Brassed Off

I’ve been a Jules Feiffer fan for as long as I can remember. To my 1960s teenage mind, his cartoons and animations put him squarely in that olympian world of hip, intellectual Greenwich Village. He was in a pantheon that included comics like Mort Sahl, Lenny Bruce and Nichols and May, and publications like the Village Voice and the New York Review of Books (although, at the time, my own reading tended more toward Mad Magazine and the comic strip Pogo.)

So my attention was easily caught the other day when someone posted a YouTube video of a Feiffer animation from back in the day: “Munro” was created from the book of the same name, which Feiffer published in 1953, soon after finishing his own stint in the U.S. Army. It was fresh, imaginative, poked fun at the military, and helped get Feiffer noticed as a talented, creative spirit.

Notably, however, what made “Munro” stand out at that time was that it was fresh and imaginative – not that it poked fun at the military.  In the 1950s and 1960s, lots of people were poking fun at the military. There were syndicated cartoon strips like “Sad Sack” and “Beetle Baily”; movies such as “No Time for Sergeants” and “Operation Petticoat”; TV shows like “Sargeant Bilko,” “McHale’s Navy,” and hit movies that became TV shows, like “M.A.S.H.”

But then came Vietnam. Military ineptitude no longer seemed so humorous, except in the dark and bitter way, captured in works like “Catch-22.”  More important still was the end of the draft. Suddenly, millions of ordinary Americans no longer had to endure the bureaucratic bullshit and enforced conformity of military life as a rite of passage.

The debate over ending the draft was loud and long. There were arguments about fairness, efficiency, and morality. One thing I don’t recall anyone arguing was that, without a draft, nobody would satirize or make fun of the military.

But that’s what happened.

Americans argue today about whether military spending is too high or low; whether women, gay or trans people should serve in combat; whether U.S. armed forces should be used for “nation building”; and over a host of other military-related issues.

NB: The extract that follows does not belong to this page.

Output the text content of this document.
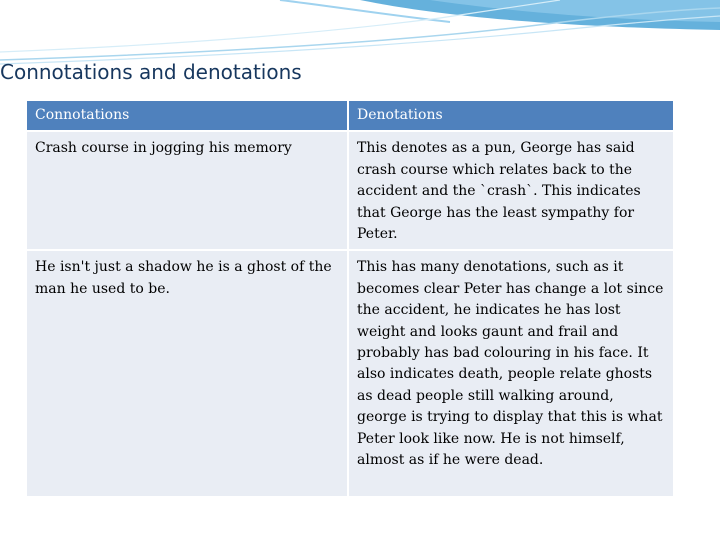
Connotations and denotations
Connotations	Denotations
Crash course in jogging his memory	This denotes as a pun, George has said crash course which relates back to the accident and the `crash`. This indicates that George has the least sympathy for Peter.
He isn't just a shadow he is a ghost of the man he used to be.	This has many denotations, such as it becomes clear Peter has change a lot since the accident, he indicates he has lost weight and looks gaunt and frail and probably has bad colouring in his face. It also indicates death, people relate ghosts as dead people still walking around, george is trying to display that this is what Peter look like now. He is not himself, almost as if he were dead.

But who makes fun of the Pentagon? Where are the comically inept generals, craven careerist junior officers, overbearing drill sergeants and sad-sack grunts? Where are the funny characters who used to fill our screens and comic strips?

Gone. Now it’s “Thank you for your service” and Support Our Troops.  Even liberals are unwilling to say anything that might make them look anti-military. Feiffer’s cartoon is from a different world. I’m not sure young people today would even find it funny.